I have now been “on my own” for five months. Five glorious months without hoping I could leave an hour early to take my son to the doctor, sending in my vacation requests six months ahead of time, and dealing with a lot of other ugliness that I had grown tired of. The last five months have been very busy, sometimes stressful, but always rewarding.
It has been a learning process and there has definitely been a learning curve. My biggest problem: stopping work. When asked what I do for a living (own a business/work at home) I often get “wow – I do not think I could stay focused and work at home” – which I then respond – “I have the exact opposite problem, I cannot seem to stop working”. I have had to learn to deal and re-define “immediacy”. When you have multiple clients, work on multiple projects, and also get a steady stream of new and potential clients, it is easy to spend a good chunk of the day simply responding to email.
About a month ago, I decided to set up a priority list so I was less stressed about work flow and could handle my priorities better. Not surprisingly, one of my respected colleagues – Alex King – recently wrote a post on how he handles priorities which is very close to what I came up with.
I handle my priorities very similarly and added one additional top priority: “don’t forget to stop working because there will always be one more request or one more unread email”. I have been able to spend more time with my son, golf more, and feel less stressed. This is not to say that I do not have the occasional long hours or working weekends, but I now can see that those are for the most part optional and not mandatory.

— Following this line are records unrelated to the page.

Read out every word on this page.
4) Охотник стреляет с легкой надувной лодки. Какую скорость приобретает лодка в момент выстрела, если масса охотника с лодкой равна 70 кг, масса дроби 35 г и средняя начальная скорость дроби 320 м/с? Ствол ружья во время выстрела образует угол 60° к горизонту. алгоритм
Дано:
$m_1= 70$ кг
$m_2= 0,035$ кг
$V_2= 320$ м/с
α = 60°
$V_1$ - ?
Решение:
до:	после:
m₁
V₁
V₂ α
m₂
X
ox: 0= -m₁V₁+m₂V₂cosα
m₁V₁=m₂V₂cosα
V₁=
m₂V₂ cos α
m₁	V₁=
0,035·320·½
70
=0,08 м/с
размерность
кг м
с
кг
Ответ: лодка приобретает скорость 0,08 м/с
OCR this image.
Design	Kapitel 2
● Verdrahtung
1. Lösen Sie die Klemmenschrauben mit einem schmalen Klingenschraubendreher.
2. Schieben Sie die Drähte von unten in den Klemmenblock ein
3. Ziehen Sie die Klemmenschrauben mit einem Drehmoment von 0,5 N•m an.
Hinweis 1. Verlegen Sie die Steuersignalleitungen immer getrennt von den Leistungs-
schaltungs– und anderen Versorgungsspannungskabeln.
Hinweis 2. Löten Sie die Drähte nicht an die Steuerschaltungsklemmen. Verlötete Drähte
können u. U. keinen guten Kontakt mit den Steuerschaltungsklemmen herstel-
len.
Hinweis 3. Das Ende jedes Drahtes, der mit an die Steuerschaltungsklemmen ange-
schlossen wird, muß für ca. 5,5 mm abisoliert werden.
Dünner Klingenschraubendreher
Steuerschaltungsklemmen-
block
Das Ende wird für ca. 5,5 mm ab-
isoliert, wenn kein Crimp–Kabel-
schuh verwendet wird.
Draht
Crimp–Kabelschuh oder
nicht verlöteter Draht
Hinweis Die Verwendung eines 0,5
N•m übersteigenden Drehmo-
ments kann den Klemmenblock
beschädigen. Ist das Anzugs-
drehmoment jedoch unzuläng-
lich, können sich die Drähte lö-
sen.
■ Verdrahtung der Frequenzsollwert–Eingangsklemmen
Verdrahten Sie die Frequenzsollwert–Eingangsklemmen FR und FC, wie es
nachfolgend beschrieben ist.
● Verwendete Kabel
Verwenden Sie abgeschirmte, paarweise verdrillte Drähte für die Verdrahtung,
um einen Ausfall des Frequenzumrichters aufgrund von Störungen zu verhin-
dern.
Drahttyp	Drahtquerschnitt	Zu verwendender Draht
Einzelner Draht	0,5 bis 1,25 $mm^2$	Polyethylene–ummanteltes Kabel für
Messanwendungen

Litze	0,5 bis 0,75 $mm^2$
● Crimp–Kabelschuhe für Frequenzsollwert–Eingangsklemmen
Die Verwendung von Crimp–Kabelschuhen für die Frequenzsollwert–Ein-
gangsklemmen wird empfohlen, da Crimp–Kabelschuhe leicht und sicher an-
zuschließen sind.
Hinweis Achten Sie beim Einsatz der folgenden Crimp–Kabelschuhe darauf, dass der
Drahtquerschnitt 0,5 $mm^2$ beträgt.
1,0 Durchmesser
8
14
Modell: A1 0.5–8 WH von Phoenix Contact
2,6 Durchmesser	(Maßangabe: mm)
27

I love what I do and work hard, but at the end of the day I work to live, not live to work.
I was approached a few months ago with a project that sounded like a great opportunity: to design the UI and logo for the new WordPress Jobs web site (which my company does about 90% overall business on WordPress development). If you missed the announcement for the site, check it out. If you need WordPress consulting, you could go to the site, or you could go to the company who helped build the site ;).
It has officially been over a month since I left my full time job to focus solely on my consulting company and I wanted to take a moment to thank a few key people. First and foremost I would like to thank Amy and our families for believing me in and never questioning my decision. I would also like to thank Alex King for helping me grow my business and for also for his amazing Tasks Pro software which helps me manage my time and my clients. I also want to thank Doug for making me see the light, and Ken for having confidence in me. In the past month I have worked with a number of clients on some amazing projects and I am very excited to work with such a diverse group of individuals. Every day I wake up feeling fortunate to spend my day helping people who appreciate what I have to offer and am extremely glad I FINALLY made the move.